Critics say that the Bible teaches a negative message of hell fire and damnation. I think that’s because they don’t read it very much, if at all . In fact, scripture is anything but a pessimistic media; at it’s core is an eternal optimism. When I read my Bible, more often than not, I find heart-touching hope and encouragement.
I read today from Isaiah, when the following portion from chapter 30 spoke to me:
18 And therefore will the Lord wait, that he may be gracious unto you, and therefore will he be exalted, that he may have mercy upon you: for the Lord is a God of judgment: blessed are all they that wait for him.
19 For the people shall dwell in Zion at Jerusalem: thou shalt weep no more: he will be very gracious unto thee at the voice of thy cry; when he shall hear it, he will answer thee.
The Lord could still trumpet His message of hope and graciousness in the midst of addressing a rebellious people and situation: That doesn’t sound very hell-fire and damnation to me.
I was particularly captivated by the words, “And therefore will the Lord wait, that he may be gracious unto you”. Think about it. God waits for us to straighten ourselves out, to learn the lesson, to pick ourselves up after the fall, to return to him: What patience and humility He exhibits!
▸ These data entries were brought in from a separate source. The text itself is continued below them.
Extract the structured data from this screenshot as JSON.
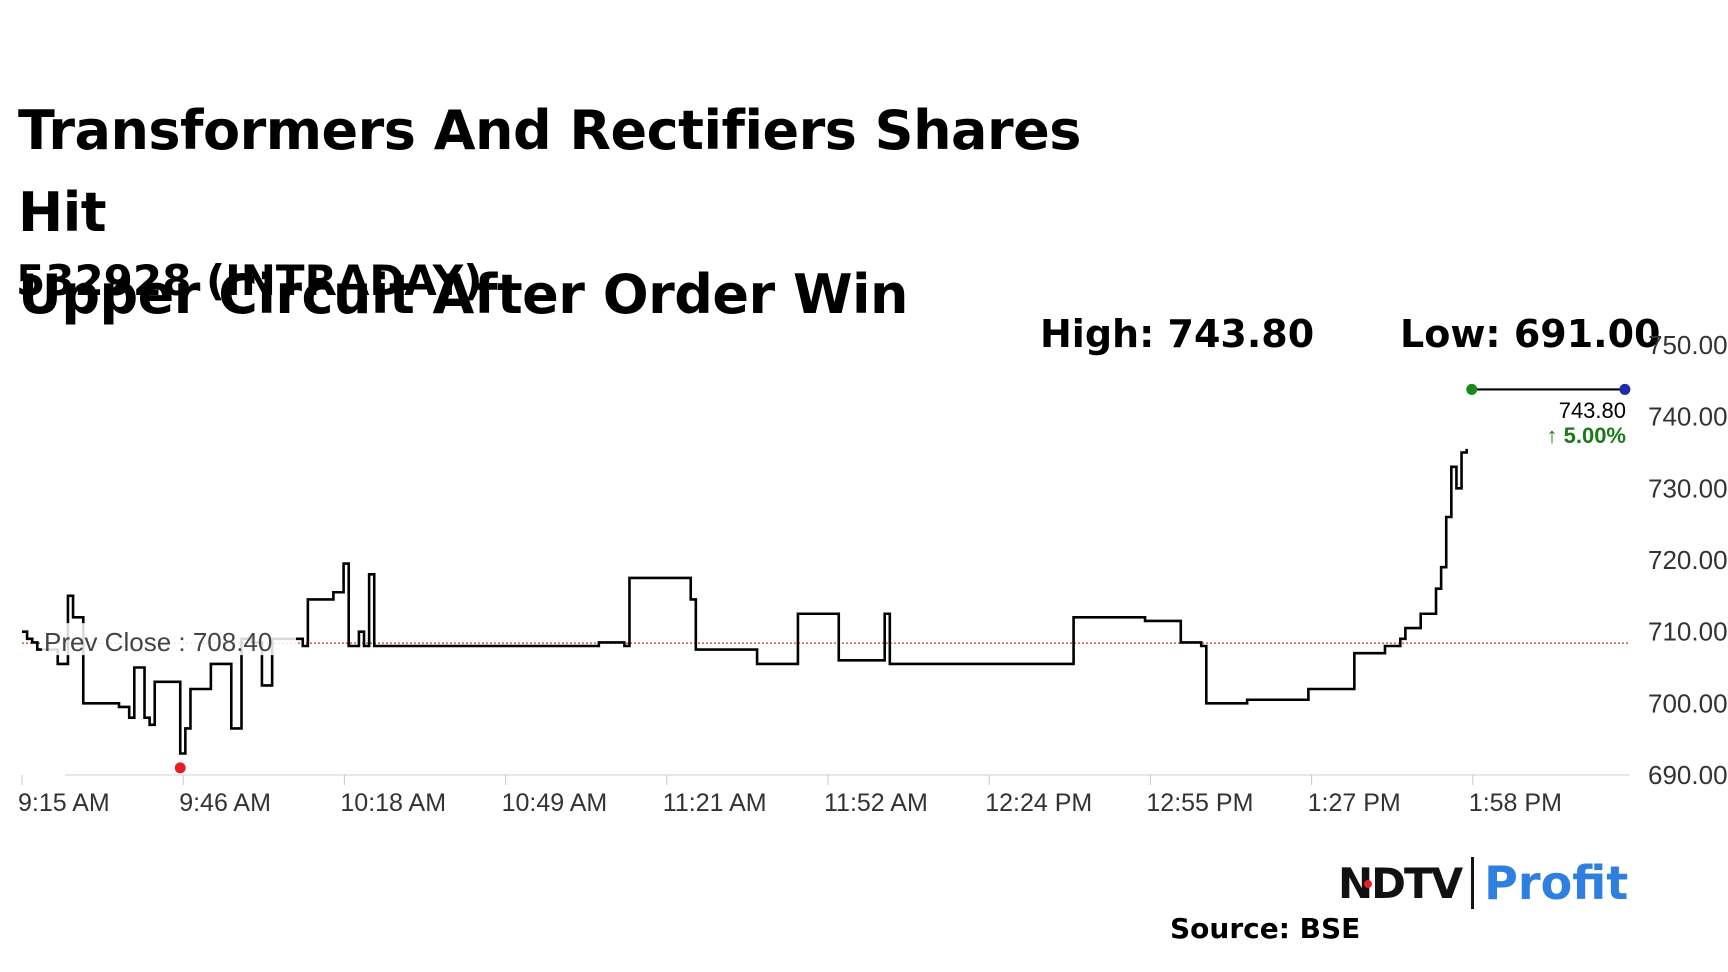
{
  "headline": {
    "line1": "Transformers And Rectifiers Shares Hit",
    "line2": "Upper Circuit After Order Win"
  },
  "subtitle": "532928 (INTRADAY)",
  "stats": {
    "high": "High: 743.80",
    "low": "Low: 691.00"
  },
  "source": "Source: BSE",
  "brand": {
    "part1": "NDTV",
    "part2": "Profit",
    "accent_color": "#2f7fe0",
    "dot_color": "#e31e24"
  },
  "chart_data": {
    "type": "line",
    "title": "",
    "xlabel": "",
    "ylabel": "",
    "ylim": [
      690,
      750
    ],
    "y_ticks": [
      "690.00",
      "700.00",
      "710.00",
      "720.00",
      "730.00",
      "740.00",
      "750.00"
    ],
    "x_ticks": [
      "9:15 AM",
      "9:46 AM",
      "10:18 AM",
      "10:49 AM",
      "11:21 AM",
      "11:52 AM",
      "12:24 PM",
      "12:55 PM",
      "1:27 PM",
      "1:58 PM"
    ],
    "x_range": [
      "9:15 AM",
      "2:30 PM"
    ],
    "reference_line": {
      "label": "Prev Close : 708.40",
      "value": 708.4,
      "color": "#c0392b"
    },
    "last_price": {
      "label": "743.80",
      "change": "5.00%",
      "change_color": "#1a7a1a"
    },
    "grid": false,
    "series": [
      {
        "color": "#000000",
        "points": [
          [
            "09:15",
            710.0
          ],
          [
            "09:16",
            709.0
          ],
          [
            "09:17",
            708.5
          ],
          [
            "09:18",
            707.5
          ],
          [
            "09:22",
            705.5
          ],
          [
            "09:24",
            715.0
          ],
          [
            "09:25",
            712.0
          ],
          [
            "09:27",
            700.0
          ],
          [
            "09:34",
            699.5
          ],
          [
            "09:36",
            698.0
          ],
          [
            "09:37",
            705.0
          ],
          [
            "09:39",
            698.0
          ],
          [
            "09:40",
            697.0
          ],
          [
            "09:41",
            703.0
          ],
          [
            "09:46",
            693.0
          ],
          [
            "09:47",
            696.5
          ],
          [
            "09:48",
            702.0
          ],
          [
            "09:52",
            705.5
          ],
          [
            "09:56",
            696.5
          ],
          [
            "09:58",
            709.0
          ],
          [
            "10:00",
            708.5
          ],
          [
            "10:02",
            702.5
          ],
          [
            "10:04",
            709.0
          ],
          [
            "10:10",
            708.0
          ],
          [
            "10:11",
            714.5
          ],
          [
            "10:16",
            715.5
          ],
          [
            "10:18",
            719.5
          ],
          [
            "10:19",
            708.0
          ],
          [
            "10:21",
            710.0
          ],
          [
            "10:22",
            708.0
          ],
          [
            "10:23",
            718.0
          ],
          [
            "10:24",
            708.0
          ],
          [
            "10:41",
            708.0
          ],
          [
            "10:49",
            708.0
          ],
          [
            "11:08",
            708.5
          ],
          [
            "11:13",
            708.0
          ],
          [
            "11:14",
            717.5
          ],
          [
            "11:26",
            714.5
          ],
          [
            "11:27",
            707.5
          ],
          [
            "11:38",
            707.5
          ],
          [
            "11:39",
            705.5
          ],
          [
            "11:46",
            705.5
          ],
          [
            "11:47",
            712.5
          ],
          [
            "11:54",
            712.5
          ],
          [
            "11:55",
            706.0
          ],
          [
            "12:03",
            706.0
          ],
          [
            "12:04",
            712.5
          ],
          [
            "12:05",
            705.5
          ],
          [
            "12:24",
            705.5
          ],
          [
            "12:40",
            705.5
          ],
          [
            "12:41",
            712.0
          ],
          [
            "12:55",
            711.5
          ],
          [
            "13:01",
            711.5
          ],
          [
            "13:02",
            708.5
          ],
          [
            "13:06",
            708.0
          ],
          [
            "13:07",
            700.0
          ],
          [
            "13:15",
            700.5
          ],
          [
            "13:24",
            700.5
          ],
          [
            "13:27",
            702.0
          ],
          [
            "13:35",
            702.0
          ],
          [
            "13:36",
            707.0
          ],
          [
            "13:42",
            708.0
          ],
          [
            "13:45",
            709.0
          ],
          [
            "13:46",
            710.5
          ],
          [
            "13:49",
            712.5
          ],
          [
            "13:52",
            716.0
          ],
          [
            "13:53",
            719.0
          ],
          [
            "13:54",
            726.0
          ],
          [
            "13:55",
            733.0
          ],
          [
            "13:56",
            730.0
          ],
          [
            "13:57",
            735.0
          ],
          [
            "13:58",
            735.5
          ]
        ]
      }
    ],
    "markers": [
      {
        "name": "low",
        "time": "09:46",
        "value": 691.0,
        "color": "#e31e24"
      },
      {
        "name": "open-circuit-start",
        "time": "13:59",
        "value": 743.8,
        "color": "#1a8a1a"
      },
      {
        "name": "last",
        "time": "14:29",
        "value": 743.8,
        "color": "#1f2aa8"
      }
    ]
  }
}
And when we do so He will be “gracious unto you”. And then in the following verse (19) he repeats this theme of graciousness:
“…thou shalt weep no more: he will be very gracious unto thee at the voice of thy cry; when he shall hear it, he will answer thee.”
I know from experience, after one has fallen in the way, blown it, made the mistake, done the wrong thing, gotten off course, and turns again to the Lord in prayer, that certainly is the time this promised ‘graciousness’ is sorely needed to counter the Devils’ condemnation, personal remorse, and discouragement.
Thank God for his patient waiting or, if you prefer, his waiting patience.
I hope to write more fully on this subject at a later date but hope in the meantime that this is a help.